Robin had other plans. She had led virtually the entire game and had missed only one question. Her buzzer technique was impeccable, her knowledge supreme, and she now showed another essential quality of a champion: an instinct for the jugular.
She proceeded to grab the $1000 clue in "Actors," then went to the mysterious "Yes, Mast-Er" category, which turned out to have a nautical theme. She ran the whole category, adding another $3000 to her lead and earning a round of stunned applause from the studio audience.
By the time she picked from the top of the "Woof!" category, it was all over. I saved a little face by nailing the $600 and $1000 clues. In fact I hadn't gotten a single question wrong. The problem was I'd only gotten the chance to answer thirteen. Charles's big gamble had left him with a paltry $900 heading into Final Jeopardy. I had $6300, a sum which, I couldn't help noting, would have given me the lead in several of the previous day's games and a chance to win in every one. The problem was that I was up against a human buzz saw. Robin had $14,500 to her name. In other words a 100-percent drama-free Final Jeopardy.
I emphasize that my final answer didn't matter, because I got it wrong. The category was "Sports Stars." The clue: "Born in 1980, this world-champion figure skater was named for a Beatles hit." To give you an idea how far in the tank I was, I actually thought, "Okay, so that would make her ... 29?" I couldn't think of any figure skaters named Jude or Eleanor Rigby (though "Ta-ra Li-pin-sky" works great as an alternate lyric for the latter song), so I gave up and wrote "Witt," because I always thought Katarina was kind of cute, for a communist. It was Michelle "Ma Belle" Kwan, of course. And of course only Robin got the right answer.
Robin bet $500, giving her an even $15,000 payday. I leaned over and shook her hand. Then we all filed out from behind our podiums to stand with Trebek, at which time our true heights were revealed. I may not have beaten her, but I proved to be at least a foot taller.

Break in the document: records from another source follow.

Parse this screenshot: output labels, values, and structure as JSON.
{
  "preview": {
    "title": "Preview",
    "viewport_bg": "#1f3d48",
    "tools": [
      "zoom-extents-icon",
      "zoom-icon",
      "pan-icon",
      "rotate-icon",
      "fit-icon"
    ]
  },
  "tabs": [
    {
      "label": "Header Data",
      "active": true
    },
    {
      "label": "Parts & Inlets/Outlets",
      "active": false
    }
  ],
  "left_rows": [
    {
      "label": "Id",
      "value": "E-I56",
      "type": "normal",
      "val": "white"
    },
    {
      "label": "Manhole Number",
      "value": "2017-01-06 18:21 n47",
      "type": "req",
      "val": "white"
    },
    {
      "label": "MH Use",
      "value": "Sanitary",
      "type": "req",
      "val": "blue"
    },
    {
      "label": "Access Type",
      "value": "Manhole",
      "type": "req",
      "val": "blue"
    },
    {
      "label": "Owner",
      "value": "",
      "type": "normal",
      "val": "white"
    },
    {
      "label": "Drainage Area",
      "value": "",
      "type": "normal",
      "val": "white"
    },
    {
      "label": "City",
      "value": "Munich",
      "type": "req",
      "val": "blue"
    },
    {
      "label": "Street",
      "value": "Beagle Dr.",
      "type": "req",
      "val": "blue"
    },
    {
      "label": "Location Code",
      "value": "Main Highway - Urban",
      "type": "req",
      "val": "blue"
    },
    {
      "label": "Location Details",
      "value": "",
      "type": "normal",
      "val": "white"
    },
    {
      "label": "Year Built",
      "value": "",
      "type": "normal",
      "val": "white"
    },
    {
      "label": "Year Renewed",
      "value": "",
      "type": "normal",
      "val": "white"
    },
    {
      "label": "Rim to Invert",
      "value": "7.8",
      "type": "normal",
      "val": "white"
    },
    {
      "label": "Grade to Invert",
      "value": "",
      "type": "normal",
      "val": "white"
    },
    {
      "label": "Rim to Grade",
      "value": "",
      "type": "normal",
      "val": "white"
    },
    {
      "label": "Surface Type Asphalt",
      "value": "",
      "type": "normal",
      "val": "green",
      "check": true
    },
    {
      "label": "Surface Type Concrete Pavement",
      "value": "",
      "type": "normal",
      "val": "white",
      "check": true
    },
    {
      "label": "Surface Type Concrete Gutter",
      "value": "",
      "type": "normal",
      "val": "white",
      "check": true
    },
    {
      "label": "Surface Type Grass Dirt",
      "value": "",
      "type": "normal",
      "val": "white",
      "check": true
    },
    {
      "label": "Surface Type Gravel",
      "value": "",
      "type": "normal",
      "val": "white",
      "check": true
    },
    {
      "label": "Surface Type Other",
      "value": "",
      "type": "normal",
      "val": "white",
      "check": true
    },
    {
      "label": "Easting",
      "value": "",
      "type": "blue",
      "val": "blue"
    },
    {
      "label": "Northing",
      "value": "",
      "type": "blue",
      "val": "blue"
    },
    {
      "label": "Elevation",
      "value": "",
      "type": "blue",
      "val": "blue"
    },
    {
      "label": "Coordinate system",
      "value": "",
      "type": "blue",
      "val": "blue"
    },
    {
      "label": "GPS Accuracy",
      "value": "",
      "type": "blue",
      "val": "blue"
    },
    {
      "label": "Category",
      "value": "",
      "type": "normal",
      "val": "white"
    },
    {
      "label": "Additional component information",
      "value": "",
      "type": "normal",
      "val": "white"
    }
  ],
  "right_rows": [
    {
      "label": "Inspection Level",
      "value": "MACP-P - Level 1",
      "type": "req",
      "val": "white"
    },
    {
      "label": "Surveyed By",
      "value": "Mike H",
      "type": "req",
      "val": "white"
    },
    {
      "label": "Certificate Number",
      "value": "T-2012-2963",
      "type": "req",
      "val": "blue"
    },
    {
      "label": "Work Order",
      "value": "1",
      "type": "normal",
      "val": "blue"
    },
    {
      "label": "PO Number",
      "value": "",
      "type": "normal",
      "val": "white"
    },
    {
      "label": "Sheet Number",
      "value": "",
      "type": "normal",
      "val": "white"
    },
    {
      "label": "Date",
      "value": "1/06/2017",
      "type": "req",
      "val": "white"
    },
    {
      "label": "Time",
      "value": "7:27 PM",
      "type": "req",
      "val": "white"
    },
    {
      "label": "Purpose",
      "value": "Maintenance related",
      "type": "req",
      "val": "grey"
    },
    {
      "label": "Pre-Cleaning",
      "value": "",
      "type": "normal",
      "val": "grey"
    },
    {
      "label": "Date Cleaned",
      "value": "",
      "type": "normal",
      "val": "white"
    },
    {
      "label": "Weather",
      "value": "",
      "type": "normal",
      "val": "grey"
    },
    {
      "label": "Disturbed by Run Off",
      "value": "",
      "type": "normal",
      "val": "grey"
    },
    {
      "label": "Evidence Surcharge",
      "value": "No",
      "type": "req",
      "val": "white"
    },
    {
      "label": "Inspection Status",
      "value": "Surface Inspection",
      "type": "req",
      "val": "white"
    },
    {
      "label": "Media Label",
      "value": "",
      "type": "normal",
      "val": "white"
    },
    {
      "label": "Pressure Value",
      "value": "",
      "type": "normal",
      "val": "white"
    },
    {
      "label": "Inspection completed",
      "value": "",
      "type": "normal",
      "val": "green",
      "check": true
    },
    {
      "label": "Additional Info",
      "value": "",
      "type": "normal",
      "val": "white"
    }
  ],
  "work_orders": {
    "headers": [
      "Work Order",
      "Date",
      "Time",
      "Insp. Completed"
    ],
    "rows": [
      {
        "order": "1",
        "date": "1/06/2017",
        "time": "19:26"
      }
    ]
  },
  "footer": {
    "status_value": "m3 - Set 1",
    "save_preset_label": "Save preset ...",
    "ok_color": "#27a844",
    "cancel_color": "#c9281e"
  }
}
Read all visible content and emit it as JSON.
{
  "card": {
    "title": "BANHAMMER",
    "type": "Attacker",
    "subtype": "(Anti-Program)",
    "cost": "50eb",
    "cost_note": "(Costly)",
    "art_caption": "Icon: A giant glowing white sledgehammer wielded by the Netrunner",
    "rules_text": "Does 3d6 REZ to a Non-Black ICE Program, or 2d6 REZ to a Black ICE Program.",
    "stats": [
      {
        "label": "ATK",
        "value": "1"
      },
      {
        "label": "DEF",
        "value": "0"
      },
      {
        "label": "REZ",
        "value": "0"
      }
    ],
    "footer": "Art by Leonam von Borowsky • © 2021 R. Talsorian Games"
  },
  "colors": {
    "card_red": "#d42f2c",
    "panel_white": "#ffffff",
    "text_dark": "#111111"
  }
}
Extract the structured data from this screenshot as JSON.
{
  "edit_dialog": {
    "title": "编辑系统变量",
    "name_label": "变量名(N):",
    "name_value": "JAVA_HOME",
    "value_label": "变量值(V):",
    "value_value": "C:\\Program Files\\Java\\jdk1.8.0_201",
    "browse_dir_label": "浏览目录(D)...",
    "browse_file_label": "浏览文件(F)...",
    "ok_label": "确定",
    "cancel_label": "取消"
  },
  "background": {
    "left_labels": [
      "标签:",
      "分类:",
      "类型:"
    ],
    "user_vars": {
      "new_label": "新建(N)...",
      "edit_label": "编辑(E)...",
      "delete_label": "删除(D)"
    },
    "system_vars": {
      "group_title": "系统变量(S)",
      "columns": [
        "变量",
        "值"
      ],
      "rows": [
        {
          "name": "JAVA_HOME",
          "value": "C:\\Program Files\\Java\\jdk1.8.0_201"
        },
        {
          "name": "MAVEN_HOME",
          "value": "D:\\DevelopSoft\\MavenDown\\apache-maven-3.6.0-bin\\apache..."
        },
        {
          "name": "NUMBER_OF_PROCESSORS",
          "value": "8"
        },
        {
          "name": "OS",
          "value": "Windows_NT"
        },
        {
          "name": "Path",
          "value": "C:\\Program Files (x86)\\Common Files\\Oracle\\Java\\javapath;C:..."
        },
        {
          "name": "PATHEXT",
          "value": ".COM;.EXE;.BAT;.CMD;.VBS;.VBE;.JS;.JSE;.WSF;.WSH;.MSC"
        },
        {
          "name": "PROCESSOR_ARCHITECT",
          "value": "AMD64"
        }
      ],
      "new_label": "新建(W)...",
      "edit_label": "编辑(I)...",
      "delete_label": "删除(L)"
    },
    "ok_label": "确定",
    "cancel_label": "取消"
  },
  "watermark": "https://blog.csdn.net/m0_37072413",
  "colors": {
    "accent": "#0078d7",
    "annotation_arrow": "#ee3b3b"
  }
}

I then signed for my pretty-darn-nice consolation prize, a week's vacation in Banff, Canada, and hurried out the door, along with Jen, Charles, and his girlfriend. We could have stayed and watched Robin continue her run (not surprisingly, she went on to become a five-time champ) but I just wanted to get the hell out of there. My feelings were sort of confused. I was drained, a little excited still, kind of embarrassed. But mostly sad. The game had been fun. I realized that what I wanted, actually, was to play again, to bust into the studio, lean menacingly over Robin, look her dead in the eye and growl, "Two out of three!"